Soia, mais, grano tenero e lino, falsamente certificati come “bio”, destinati all’alimentazione animale ma anche umana. Le granaglie dovevano essere vendute nell’ambito della Comunità europea a ignare aziende. La truffa è stata bloccata dai controlli dall’Ispettorato Repressione Frodi (ICQRF) e dalla Guardia di Finanza di Pesaro, con la collaborazione del Corpo Forestale dello Stato che con l’operazione Vertical Bio hanno sequestrato preventivamente  circa 35 milioni di euro corrispondenti all’illecito profitto derivante dall’attività fraudolenta.
Nel corso delle indagini durate circa due anni sono stati utilizzati complessi metodi di investigazione tra cui intercettazioni telefoniche e analisi chimico-fisiche dei prodotti nonché ricostruzioni documentali. Tali strumenti hanno consentito di accertare che i responsabili di tale frode – capeggiati da un ultrasettantenne emiliano, chiamato dagli affiliati con il nome in codice di “maestro Joda” – hanno commercializzato prodotti dichiarati come biologici, mentre in realtà in alcuni casi erano stati ottenuti con il contributo di organismi geneticamente modificati (OGM) ovvero contaminati con principi attivi chimici vietati in agricoltura biologica (tra cui un diserbante come il glyphosate e brachizzanti come il clormequat).
L’illecito in questione prevedeva addirittura che le società italiane coinvolte controllassero da un punto di vista tecnico e finanziario le realtà imprenditoriali operanti nei suddetti Paesi terzi sia gestendo i metodi di coltivazione dei prodotti che la certificazione biologica rilasciata dagli organismi di controllo preposti.

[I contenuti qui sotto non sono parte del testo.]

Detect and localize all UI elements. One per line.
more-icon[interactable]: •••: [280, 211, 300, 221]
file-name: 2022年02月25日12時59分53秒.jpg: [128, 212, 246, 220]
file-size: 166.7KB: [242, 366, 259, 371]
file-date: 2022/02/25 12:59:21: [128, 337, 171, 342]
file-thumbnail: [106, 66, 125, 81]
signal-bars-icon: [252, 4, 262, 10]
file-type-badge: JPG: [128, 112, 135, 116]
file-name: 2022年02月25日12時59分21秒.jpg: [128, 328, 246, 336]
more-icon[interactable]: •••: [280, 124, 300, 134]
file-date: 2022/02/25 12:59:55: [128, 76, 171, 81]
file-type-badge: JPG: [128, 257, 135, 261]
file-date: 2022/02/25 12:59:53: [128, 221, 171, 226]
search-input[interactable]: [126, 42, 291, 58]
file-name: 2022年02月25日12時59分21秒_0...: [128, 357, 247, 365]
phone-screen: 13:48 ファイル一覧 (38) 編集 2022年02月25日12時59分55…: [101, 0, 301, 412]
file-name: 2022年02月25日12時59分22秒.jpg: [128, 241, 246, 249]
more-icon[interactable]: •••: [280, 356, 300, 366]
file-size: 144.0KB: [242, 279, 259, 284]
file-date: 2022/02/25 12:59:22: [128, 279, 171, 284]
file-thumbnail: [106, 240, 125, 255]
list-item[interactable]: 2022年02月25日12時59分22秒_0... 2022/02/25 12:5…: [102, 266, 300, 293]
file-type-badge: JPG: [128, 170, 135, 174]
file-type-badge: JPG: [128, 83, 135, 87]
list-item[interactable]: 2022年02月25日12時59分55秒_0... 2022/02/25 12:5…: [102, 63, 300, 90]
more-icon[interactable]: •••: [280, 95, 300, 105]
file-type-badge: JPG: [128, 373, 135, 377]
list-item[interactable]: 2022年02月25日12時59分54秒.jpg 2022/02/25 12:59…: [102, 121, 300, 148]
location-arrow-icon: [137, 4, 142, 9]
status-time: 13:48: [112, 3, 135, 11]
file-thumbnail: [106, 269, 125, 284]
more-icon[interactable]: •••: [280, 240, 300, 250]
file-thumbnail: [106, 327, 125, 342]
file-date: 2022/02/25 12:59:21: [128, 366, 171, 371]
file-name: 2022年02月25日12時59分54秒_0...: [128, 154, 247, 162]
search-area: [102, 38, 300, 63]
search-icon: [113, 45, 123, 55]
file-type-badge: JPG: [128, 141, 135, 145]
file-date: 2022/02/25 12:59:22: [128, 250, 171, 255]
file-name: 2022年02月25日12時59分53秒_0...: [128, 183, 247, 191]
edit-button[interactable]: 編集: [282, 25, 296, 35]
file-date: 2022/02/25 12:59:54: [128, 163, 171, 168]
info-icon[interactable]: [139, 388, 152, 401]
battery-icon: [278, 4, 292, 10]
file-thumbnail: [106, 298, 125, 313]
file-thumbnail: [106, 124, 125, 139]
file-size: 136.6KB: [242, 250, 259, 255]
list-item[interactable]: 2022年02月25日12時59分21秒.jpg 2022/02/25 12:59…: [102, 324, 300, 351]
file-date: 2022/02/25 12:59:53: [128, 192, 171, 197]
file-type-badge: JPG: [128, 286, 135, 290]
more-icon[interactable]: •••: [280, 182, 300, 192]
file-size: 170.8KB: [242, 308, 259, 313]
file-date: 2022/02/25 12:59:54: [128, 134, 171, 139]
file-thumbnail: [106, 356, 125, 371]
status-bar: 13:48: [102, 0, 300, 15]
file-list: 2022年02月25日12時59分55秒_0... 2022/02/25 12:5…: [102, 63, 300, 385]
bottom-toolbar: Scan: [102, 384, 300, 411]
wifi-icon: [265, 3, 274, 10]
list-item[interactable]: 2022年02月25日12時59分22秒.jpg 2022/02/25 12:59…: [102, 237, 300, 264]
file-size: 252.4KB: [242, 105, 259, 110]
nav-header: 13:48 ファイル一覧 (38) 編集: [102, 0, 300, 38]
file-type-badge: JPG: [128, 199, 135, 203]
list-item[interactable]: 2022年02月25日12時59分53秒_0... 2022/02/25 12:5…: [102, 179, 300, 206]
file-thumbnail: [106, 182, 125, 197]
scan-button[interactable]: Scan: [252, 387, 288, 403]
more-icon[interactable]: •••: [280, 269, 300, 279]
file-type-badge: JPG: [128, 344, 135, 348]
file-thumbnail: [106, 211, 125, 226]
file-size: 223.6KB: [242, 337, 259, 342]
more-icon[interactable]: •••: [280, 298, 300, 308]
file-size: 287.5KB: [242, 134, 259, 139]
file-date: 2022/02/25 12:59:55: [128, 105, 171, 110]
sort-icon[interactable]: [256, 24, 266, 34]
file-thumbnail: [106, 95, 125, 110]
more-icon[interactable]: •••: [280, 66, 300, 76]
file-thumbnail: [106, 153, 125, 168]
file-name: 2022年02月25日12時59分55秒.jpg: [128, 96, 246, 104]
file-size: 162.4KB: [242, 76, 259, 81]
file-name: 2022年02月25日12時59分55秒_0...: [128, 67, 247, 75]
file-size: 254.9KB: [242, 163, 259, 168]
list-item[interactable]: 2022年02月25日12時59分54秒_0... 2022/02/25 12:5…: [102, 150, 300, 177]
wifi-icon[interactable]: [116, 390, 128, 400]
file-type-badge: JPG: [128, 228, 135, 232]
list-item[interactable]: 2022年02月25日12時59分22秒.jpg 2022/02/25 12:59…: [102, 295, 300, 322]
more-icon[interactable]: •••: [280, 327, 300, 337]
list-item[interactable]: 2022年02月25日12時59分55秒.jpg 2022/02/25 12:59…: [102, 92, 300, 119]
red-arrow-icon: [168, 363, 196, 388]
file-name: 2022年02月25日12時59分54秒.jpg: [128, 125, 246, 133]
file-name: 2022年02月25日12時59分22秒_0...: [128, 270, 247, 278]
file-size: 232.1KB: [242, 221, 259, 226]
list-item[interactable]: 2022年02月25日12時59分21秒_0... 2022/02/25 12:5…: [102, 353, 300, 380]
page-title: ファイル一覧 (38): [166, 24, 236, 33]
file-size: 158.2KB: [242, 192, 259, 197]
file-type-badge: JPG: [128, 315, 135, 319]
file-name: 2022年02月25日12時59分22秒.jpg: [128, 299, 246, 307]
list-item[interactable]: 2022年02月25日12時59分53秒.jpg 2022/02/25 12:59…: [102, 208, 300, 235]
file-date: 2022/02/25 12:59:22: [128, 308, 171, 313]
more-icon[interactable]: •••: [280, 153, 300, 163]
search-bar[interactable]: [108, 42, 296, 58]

Non è la prima grande operazione contro il falso bio, quello dei grandi numeri. Secondo Federbio l’operazione “conferma che per anni è esistita una associazione a delinquere che ha forzato le regole normative e il sistema di certificazione di settore per immettere sul mercato europeo delle materie prime biologiche una notevole quantità di prodotto proveniente dall’agricoltura convenzionale. Se ciò è avvenuto non è solo per le complicità presenti nel sistema, già in parte individuate dalle indagini ma anche per l’assenza di un coordinamento efficace fra i diversi attori del sistema di controllo in capo al ministero delle Politiche agricole. Da tempo FederBio denuncia comportamenti omissivi da parte di alcuni dirigenti e funzionari riguardo alle autorizzazioni alle importazioni di prodotti biologici e lo spreco di risorse pubbliche per sistemi informatici ancora incompleti e non funzionanti.